History is littered with dangerous products once thought to be safe. In some cases, safe enough to be given to children. Reading the list today, it’s hard to fathom. Here are a few of them.

ARSENIC

There was no really vibrant green dye until someone found a way to produce one from arsenic.

When this green became really fashionable, women wore dresses, hats and gloves dyed with arsenic.

People read books with arsenic green covers. They read by the light of arsenic-tainted candles in rooms with arsenic wallpaper. At their feet, children played with arsenic green toys.

When people started falling ill, it took a while to realise that arsenic was the culprit.

LEAD

The name for lead poisoning is plumbism. If the word is reminiscent of plumbing, it’s because lead was commonly used in plumbing. The word plumbing comes from the Latin word for lead, plumbum. The Romans drank fresh spring water transported through lead pipes. It was used to coat copper cooking pots (to protect food from the bitter taste of copper).

Lead was added to paint as a pigment. Lead sinkers were crimped to fishing lines. Kids played with toy cars fashioned from lead. Their parents drove cars powered by fuel containing lead.

Lead remained common in day-to-day life in spite of the fact that symptoms of lead poisoning were recorded about 2000 BC.

It’s estimated that 50% of Americans were exposed to detrimental levels of lead as children. It’s children who are most susceptible to lead poisoning.

Lead currently kills about half a million people annually around the world.

RADIATION

Nobody thought much about the potential harm from radiation until the end of the 19th century. X-rays were invented in 1895. The first reports of injuries from radiation exposure came a year later.

In the 1920s, Hermann Meller noted that radium had a detrimental effect on genetics and increased the risk of cancer. Nevertheless, radium was a popular additive in makeup, deodorant and toothpaste. How many kids had fun with their Atomic Energy Lab, complete with radioactive isotopes of zinc, lead, ruthenium and uranium?

ASBESTOS

Reports of the dangers of asbestos first appeared late in the 19th century. In the 1920s, articles appeared in leading medical journals. In the 30s, scientists established a link between asbestos and an aggressive form of lung cancer.

However, asbestos was big business. Manufacturers kept a lid on the damage caused by asbestos.

“The less said about asbestos, the better off we are,” one manufacturer’s president wrote in a letter to another manufacturer’s attorney.

People kept using it and manufacturers’ profits kept growing.

The snow in Judy Garland’s hair in The Wizard of Oz was asbestos. It was so popular as fake snow that it was sold in aerosol cans as a Christmas decoration.

HEROIN

Beginning in the 16th century, heroin was prescribed for just about every condition, from sleep disorders to alcoholism. It was given to teething babies.

One of the founders of Johns Hopkins Hospital called heroin God’s own medicine.

Heroin users were considered low class. However, most of the addicts were middle and upper class women with time on their hands and access to the family medicine cabinet.

The drug proved so popular that by the mid 19th century, America was importing 300,000 pounds of opium, 90% of which was used recreationally. By the end of the century, there was a full-blown heroin epidemic in the USA.

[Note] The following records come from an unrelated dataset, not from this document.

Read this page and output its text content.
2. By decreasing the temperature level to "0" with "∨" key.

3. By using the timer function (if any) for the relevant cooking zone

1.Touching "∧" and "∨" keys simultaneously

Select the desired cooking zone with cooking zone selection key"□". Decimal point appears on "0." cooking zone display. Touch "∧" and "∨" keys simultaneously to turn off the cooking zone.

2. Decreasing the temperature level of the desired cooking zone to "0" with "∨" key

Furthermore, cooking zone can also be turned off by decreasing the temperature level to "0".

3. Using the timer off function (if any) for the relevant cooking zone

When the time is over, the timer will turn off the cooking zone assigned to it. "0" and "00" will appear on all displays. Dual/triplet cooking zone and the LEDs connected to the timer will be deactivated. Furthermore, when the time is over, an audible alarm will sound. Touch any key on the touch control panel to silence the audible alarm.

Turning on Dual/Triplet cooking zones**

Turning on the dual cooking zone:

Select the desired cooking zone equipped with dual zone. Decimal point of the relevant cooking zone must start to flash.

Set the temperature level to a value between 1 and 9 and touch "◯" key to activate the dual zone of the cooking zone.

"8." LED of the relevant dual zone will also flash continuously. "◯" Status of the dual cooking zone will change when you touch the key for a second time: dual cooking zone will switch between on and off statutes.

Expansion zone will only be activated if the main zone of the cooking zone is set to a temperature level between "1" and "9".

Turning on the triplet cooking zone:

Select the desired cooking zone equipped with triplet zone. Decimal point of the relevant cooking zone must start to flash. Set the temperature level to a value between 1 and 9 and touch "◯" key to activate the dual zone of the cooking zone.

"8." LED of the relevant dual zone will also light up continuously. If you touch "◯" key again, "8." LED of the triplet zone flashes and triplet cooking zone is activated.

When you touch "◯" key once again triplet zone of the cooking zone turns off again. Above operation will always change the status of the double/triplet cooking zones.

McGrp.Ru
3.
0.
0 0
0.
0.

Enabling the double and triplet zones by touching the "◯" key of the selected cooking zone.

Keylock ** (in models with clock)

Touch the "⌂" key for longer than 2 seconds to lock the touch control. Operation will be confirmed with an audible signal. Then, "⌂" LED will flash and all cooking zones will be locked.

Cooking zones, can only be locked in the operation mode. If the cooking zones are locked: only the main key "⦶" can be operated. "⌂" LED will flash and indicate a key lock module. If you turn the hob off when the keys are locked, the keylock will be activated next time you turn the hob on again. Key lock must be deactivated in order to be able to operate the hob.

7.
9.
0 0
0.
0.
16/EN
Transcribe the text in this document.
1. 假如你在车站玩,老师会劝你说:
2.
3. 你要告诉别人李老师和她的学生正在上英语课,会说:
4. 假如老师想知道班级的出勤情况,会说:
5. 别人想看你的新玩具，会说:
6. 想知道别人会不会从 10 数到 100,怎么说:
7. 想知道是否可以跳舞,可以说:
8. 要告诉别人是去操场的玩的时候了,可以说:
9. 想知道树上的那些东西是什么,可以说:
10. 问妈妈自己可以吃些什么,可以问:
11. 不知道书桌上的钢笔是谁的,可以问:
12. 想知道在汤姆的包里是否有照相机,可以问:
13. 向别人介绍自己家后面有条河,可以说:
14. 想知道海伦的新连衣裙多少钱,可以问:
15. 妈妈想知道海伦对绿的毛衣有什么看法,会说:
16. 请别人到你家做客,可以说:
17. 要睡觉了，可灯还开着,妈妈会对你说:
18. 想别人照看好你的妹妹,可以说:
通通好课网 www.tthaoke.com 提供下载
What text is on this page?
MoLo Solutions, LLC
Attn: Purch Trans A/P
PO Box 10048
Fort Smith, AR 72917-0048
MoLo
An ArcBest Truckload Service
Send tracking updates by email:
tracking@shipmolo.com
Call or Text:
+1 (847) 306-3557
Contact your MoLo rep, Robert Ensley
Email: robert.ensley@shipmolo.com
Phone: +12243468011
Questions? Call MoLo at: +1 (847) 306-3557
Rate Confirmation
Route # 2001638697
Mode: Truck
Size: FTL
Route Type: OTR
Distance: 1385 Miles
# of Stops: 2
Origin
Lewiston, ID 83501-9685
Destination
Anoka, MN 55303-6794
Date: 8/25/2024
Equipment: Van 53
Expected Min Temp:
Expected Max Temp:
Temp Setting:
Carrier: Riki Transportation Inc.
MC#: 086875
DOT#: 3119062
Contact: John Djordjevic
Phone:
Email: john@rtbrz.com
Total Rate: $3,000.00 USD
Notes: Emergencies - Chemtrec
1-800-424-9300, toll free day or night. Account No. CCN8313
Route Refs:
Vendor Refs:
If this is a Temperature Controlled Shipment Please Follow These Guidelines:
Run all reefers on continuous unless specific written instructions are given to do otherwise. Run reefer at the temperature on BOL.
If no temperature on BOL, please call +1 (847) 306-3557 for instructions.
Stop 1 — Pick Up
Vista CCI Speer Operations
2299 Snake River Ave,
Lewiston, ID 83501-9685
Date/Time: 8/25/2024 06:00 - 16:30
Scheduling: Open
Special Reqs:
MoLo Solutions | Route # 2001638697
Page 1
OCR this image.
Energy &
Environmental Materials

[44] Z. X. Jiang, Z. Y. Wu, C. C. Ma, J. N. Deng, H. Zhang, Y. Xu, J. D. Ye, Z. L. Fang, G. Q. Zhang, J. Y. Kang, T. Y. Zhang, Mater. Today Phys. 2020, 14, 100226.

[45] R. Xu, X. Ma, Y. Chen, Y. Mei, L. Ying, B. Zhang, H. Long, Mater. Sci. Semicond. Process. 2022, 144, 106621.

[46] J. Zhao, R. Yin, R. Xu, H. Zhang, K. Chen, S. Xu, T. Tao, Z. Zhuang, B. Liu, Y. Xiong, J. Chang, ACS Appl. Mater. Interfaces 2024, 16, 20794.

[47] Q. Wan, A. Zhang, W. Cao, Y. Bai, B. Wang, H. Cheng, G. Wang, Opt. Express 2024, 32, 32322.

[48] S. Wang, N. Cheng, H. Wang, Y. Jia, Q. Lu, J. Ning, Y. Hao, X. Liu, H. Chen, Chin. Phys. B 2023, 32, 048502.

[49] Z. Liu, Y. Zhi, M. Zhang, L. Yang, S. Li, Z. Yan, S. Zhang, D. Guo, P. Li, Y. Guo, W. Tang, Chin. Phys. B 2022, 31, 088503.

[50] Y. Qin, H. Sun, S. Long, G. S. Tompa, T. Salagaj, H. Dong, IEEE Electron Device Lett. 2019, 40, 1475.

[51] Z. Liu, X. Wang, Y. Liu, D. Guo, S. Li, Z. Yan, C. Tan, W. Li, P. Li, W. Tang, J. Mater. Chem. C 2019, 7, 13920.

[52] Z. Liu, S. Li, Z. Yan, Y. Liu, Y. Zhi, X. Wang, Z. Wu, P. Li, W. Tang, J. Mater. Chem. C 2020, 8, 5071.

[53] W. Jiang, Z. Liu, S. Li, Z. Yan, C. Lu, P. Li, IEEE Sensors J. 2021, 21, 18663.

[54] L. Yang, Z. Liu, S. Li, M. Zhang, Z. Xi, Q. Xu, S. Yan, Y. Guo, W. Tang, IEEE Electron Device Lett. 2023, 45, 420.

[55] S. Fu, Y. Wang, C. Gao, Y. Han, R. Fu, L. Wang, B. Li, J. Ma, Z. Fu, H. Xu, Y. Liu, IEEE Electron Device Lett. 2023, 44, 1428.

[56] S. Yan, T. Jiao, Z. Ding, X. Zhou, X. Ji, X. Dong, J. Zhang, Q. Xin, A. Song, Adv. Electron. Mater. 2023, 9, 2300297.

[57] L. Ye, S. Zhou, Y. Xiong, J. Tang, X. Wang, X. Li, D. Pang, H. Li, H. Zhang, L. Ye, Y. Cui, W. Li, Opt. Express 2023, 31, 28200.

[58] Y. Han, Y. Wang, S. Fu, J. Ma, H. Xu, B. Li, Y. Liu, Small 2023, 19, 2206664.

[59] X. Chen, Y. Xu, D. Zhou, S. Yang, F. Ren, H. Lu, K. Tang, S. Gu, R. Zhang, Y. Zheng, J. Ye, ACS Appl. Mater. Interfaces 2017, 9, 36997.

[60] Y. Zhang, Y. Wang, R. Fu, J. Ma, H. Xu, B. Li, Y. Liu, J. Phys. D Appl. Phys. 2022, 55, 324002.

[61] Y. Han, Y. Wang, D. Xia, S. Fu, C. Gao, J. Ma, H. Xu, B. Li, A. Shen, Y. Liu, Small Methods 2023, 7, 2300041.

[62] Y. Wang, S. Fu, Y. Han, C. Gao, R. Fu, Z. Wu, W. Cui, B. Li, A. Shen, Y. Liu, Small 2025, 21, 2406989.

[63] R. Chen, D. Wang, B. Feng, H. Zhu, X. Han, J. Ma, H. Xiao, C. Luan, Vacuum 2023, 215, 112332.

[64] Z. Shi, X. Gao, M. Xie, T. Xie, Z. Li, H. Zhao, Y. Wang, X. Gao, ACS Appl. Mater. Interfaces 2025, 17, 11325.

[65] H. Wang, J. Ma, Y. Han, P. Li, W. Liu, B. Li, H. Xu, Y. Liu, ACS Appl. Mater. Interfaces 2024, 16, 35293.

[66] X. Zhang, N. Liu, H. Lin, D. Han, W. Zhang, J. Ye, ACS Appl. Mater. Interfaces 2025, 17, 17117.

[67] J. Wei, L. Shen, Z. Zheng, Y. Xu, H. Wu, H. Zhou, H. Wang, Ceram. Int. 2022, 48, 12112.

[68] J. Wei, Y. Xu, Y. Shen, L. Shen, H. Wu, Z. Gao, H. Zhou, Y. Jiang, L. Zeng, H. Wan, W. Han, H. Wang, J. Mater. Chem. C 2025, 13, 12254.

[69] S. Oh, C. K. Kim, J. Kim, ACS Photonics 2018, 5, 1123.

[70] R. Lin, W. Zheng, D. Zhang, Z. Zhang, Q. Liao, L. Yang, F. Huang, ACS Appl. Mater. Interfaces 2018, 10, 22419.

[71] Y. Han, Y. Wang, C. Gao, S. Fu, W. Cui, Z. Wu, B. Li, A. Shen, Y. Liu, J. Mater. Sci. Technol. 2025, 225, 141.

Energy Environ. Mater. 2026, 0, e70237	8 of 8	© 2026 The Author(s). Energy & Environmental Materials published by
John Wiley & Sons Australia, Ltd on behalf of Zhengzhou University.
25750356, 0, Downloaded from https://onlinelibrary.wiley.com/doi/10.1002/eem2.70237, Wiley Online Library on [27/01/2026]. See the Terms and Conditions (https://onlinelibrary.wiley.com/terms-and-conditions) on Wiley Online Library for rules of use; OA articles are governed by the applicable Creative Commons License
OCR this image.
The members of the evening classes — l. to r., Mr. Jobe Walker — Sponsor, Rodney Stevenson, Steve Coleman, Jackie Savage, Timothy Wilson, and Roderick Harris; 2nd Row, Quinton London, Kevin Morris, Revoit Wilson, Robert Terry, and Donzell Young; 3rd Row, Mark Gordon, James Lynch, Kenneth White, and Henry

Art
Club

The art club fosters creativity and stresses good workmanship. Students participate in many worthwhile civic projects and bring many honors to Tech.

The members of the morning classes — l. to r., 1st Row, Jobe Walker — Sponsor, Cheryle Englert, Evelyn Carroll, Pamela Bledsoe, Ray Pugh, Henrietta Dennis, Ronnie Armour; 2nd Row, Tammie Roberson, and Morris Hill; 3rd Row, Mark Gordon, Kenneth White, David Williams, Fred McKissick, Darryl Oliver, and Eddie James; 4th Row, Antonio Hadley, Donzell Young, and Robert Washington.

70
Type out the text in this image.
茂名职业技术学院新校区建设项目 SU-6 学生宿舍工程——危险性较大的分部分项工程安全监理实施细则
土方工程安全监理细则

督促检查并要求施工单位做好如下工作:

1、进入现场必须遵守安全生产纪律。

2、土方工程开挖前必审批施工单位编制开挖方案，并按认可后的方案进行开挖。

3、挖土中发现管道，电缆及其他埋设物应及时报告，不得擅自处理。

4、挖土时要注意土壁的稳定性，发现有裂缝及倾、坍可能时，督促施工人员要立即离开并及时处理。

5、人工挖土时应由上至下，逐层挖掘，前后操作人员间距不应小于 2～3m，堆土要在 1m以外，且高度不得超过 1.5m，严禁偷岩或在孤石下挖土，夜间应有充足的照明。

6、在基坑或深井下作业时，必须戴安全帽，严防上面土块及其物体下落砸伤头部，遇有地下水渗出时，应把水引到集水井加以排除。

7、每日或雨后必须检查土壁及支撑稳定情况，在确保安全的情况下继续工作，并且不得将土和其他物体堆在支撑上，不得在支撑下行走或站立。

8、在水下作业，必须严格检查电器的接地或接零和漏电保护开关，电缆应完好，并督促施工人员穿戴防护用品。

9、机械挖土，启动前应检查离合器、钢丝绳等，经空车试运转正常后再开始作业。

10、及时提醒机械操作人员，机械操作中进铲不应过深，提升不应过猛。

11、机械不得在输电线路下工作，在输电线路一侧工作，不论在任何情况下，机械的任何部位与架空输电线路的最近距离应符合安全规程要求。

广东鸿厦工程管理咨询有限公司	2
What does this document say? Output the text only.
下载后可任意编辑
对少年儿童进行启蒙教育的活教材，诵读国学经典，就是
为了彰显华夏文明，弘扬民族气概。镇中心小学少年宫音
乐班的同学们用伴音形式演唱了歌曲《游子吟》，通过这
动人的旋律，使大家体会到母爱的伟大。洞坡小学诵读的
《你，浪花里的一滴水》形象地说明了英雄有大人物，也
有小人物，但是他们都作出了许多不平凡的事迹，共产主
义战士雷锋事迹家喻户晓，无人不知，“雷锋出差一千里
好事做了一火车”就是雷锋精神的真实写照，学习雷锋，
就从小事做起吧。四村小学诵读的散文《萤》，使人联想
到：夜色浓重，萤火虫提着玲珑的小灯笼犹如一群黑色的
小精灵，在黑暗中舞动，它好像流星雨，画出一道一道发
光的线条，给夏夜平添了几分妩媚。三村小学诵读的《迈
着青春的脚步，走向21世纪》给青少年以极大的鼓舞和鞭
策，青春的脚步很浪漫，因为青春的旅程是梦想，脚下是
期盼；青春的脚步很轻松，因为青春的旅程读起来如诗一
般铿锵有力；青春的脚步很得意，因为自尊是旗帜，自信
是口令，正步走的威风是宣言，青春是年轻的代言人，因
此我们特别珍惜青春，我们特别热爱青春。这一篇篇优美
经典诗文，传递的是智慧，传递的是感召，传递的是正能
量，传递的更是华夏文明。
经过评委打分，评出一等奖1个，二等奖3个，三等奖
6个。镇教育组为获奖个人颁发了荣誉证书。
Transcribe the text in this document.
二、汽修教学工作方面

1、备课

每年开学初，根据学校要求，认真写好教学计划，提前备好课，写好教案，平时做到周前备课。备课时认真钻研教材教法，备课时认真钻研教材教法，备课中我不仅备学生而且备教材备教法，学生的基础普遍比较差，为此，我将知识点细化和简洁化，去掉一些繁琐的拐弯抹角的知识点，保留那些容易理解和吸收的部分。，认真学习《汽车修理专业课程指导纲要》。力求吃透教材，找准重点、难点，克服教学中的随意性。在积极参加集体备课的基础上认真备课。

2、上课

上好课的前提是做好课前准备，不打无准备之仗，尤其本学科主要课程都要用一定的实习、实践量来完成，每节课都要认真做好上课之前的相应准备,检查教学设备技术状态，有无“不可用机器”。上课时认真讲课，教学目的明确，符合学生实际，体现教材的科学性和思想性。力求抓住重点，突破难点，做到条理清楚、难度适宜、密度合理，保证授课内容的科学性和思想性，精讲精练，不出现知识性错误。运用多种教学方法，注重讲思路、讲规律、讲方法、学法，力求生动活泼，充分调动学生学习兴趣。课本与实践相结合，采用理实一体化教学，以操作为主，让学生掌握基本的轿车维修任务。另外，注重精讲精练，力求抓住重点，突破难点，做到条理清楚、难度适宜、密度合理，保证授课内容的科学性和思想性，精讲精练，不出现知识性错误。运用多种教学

At about this time, the Bayer company started commercial production of heroin, promoting it as a sedative for coughs and for treatment of respiratory disease. However, repeat doses led to tolerances and patients needed more and more, soon becoming addicted.

MERCURY

In ancient China, mercury was consumed in the belief that it could prolong life. Ancient Greeks administered mercury as a medicine.

In the 18th century, mercury was still being used to treat constipation, syphilis, parasites, influenza and even melancholy.

In the mid 1800s, the first cases of mercury poisoning were reported in medical circles. However, it continued to be used.

This shiny toxic liquid metal was fairly safe when secured inside a thermometer, but not so good when given to soothe teething babies.

TOBACCO

Cigarette ads used to feature doctors promoting their chosen brand.

“More doctors smoke Camels than any other cigarette.”

Doctors prescribed cigarettes for pregnant women who were suffering anxiety.

We think that medical concerns over smoking only started in the 20th century. However, as early as 1602 it was suggested that smoking cigarettes could cause disease similar to that suffered by chimney sweeps.

When medical reports in the 1920s first linked smoking to lung cancer, newspaper editors refused to run the stories for fear of losing lucrative tobacco advertising.

In 2020, around 10 million people died as a result of smoking.

GLYPHOSATE

Following its introduction in 1974, regulatory assessments determined that glyphosate posed minimal risk to mammals.

In 2015, the World Health Organisation’s International Agency for Research on Cancer concluded that it is probably carcinogenic.

Four years later, University of Washington research found that exposure to glyphosate increases the risk of some cancers by 40%.

Around the same time, numerous research studies found that glyphosate was killing bee colonies by damaging their ability to navigate and control hive temperature.

Glyphosate’s manufacturer hasn’t admitted that it is harmful. However, they have so far agreed to pay AU$16 billion to cancer victims, mostly farmers.